L’homme qui regardait la nuit, ou le roman d’une rédemption

Il fallait oser prendre un nouveau départ. Comme son héros, médecin renommé, qui plaque tout au faîte de sa gloire et s’exile sur une île grecque. Gilbert Sinoué, auteur de grandes sagas historiques qui sont autant de best-sellers et de classiques, a choisi de tourner une page de sa (brillante) carrière de romancier pour en écrire une autre, plus personnelle.

Gilbert Sinoué : « Je suis chez moi partout. »

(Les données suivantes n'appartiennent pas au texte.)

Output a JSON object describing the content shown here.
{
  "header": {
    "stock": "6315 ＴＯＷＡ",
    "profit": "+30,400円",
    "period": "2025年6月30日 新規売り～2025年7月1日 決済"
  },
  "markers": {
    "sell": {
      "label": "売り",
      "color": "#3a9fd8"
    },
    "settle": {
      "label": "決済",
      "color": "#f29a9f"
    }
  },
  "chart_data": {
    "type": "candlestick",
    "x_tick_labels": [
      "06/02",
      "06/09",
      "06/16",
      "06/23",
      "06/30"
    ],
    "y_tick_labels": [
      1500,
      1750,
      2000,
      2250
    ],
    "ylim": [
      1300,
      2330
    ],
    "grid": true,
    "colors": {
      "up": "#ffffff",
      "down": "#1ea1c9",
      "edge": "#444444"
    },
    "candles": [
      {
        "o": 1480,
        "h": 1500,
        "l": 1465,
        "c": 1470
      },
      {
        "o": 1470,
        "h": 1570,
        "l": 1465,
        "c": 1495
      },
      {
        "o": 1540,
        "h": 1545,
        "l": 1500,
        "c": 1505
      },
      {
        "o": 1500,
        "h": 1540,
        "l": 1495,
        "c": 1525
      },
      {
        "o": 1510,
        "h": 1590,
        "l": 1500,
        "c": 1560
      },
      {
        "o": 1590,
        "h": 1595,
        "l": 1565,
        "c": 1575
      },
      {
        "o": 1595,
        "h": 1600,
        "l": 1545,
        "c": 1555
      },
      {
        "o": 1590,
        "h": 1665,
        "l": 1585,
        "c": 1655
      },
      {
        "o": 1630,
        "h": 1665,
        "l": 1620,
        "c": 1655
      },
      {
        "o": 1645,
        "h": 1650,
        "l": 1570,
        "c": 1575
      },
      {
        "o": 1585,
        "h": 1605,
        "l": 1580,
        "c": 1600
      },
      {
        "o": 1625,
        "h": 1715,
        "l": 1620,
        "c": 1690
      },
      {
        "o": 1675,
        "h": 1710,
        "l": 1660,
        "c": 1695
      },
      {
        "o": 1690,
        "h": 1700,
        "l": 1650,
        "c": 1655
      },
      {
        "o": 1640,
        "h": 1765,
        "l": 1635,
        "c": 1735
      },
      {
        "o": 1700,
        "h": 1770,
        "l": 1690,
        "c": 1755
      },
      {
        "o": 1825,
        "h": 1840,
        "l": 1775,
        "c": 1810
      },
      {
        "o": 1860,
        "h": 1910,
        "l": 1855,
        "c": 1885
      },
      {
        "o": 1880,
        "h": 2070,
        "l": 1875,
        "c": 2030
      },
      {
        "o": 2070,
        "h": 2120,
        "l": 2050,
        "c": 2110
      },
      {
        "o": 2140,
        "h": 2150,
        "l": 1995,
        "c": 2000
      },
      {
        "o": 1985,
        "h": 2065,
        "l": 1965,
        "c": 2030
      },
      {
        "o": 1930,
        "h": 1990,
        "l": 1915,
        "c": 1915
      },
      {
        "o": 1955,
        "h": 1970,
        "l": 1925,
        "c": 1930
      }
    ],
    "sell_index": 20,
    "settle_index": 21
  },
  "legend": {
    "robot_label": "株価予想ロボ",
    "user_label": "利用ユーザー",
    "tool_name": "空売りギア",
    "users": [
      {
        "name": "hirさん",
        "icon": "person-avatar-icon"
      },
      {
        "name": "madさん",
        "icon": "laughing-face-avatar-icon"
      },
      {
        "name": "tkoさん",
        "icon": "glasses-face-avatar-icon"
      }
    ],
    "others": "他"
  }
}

L’Homme qui regardait la nuit (éd. Flammarion), c’est lui ou son double. Français né au Caire, d’ascendance libano-syrienne, avec une grand-mère grecque, Gilbert Sinoué, comme le docteur Théophane Debbané, est à la croisée des chemins et des cultures, mais aussi de son destin. Lui aussi a besoin de s’arrêter pour faire le point, renouer le dialogue avec lui-même. Mais si le médecin cache (et fuit) un terrible secret et doit sa rédemption à une rencontre avec Antonia, jeune femme de 26 ans, paralysée dès son jeune âge à la suite d’une poliomyélite, le romancier, lui, a vécu son aventure littéraire comme «une grande libération», et son écriture a revêtu un aspect jubilatoire.
«C’est un livre qui m’est très cher et où j’ai mis sûrement plus de moi que dans mes romans précédents, explique Sinoué. Avec Théophane, c’est une autre vie qui s’ouvre. Sur le plan du style, j’use d’une liberté de ton et de dialogue que je ne pouvais pas employer auparavant. Quand on écrit un roman historique, on est enchaîné à l’histoire, il faut être dans les rails. Maintenant, je suis libéré des contraintes de forme et de fond. C’est une sensation de puissance extraordinaire que de pouvoir se déplacer sans restrictions, ne pas se poser de questions, faire venir un cheval à Patmos, comme je l’ai fait dans mon roman... C’est un vent de liberté qui souffle.»
Nul, autant que Gilbert Sinoué, n’a consacré tant d’ouvrages à narrer les convulsions historiques de son Levant natal. Puis «un jour, je n’ai plus eu envie de faire parler les morts. J’ai donné tout ce que j’avais en racontant l’Orient».
Débarrassé de ce lieu des origines, Gilbert Sinoué ? Pas vraiment. «Certes, l’Orient est encore là dans mon dernier livre, mais c’est une histoire très proche de la mienne, et non plus un roman historique.»

Gilbert Kassab
Son histoire à lui? Celle d’un éternel exilé, dans son pays d’adoption et de culture, la France, comme en Égypte, le pays de son enfance, ou au Liban, le pays de ses origines. De son vrai nom, Gilbert Kassab, il a choisi Sinoué par fidélité à cette Égypte des années 50 «où, marchant dans les rues, l’on entendait parler grec, turc, italien, dans un brassage culturel permanent». C’était «un Orient d’extrême tolérance, où moi, de famille catholique, je côtoyais juifs et musulmans dans ce qui ressemblait alors à Cordoue et la Grenade du XVe siècle». Puis à 10-12 ans, c’est l’arrachement: Gilbert est obligé de quitter Le Caire avec ses parents, à la suite de «l’attaque imbécile» lancée par les Israéliens, les Français et les Anglais en 1956, contre l’Égypte de Nasser, et les nationalisations qui ont suivi. «Dès que l’Occident intervient en Orient, c’est une catastrophe», commente celui qui a connu dès lors le destin d’un chrétien d’Orient exilé. Depuis, ce goût de paradis perdu ne l’a pas quitté, en dépit d’une vie foisonnante.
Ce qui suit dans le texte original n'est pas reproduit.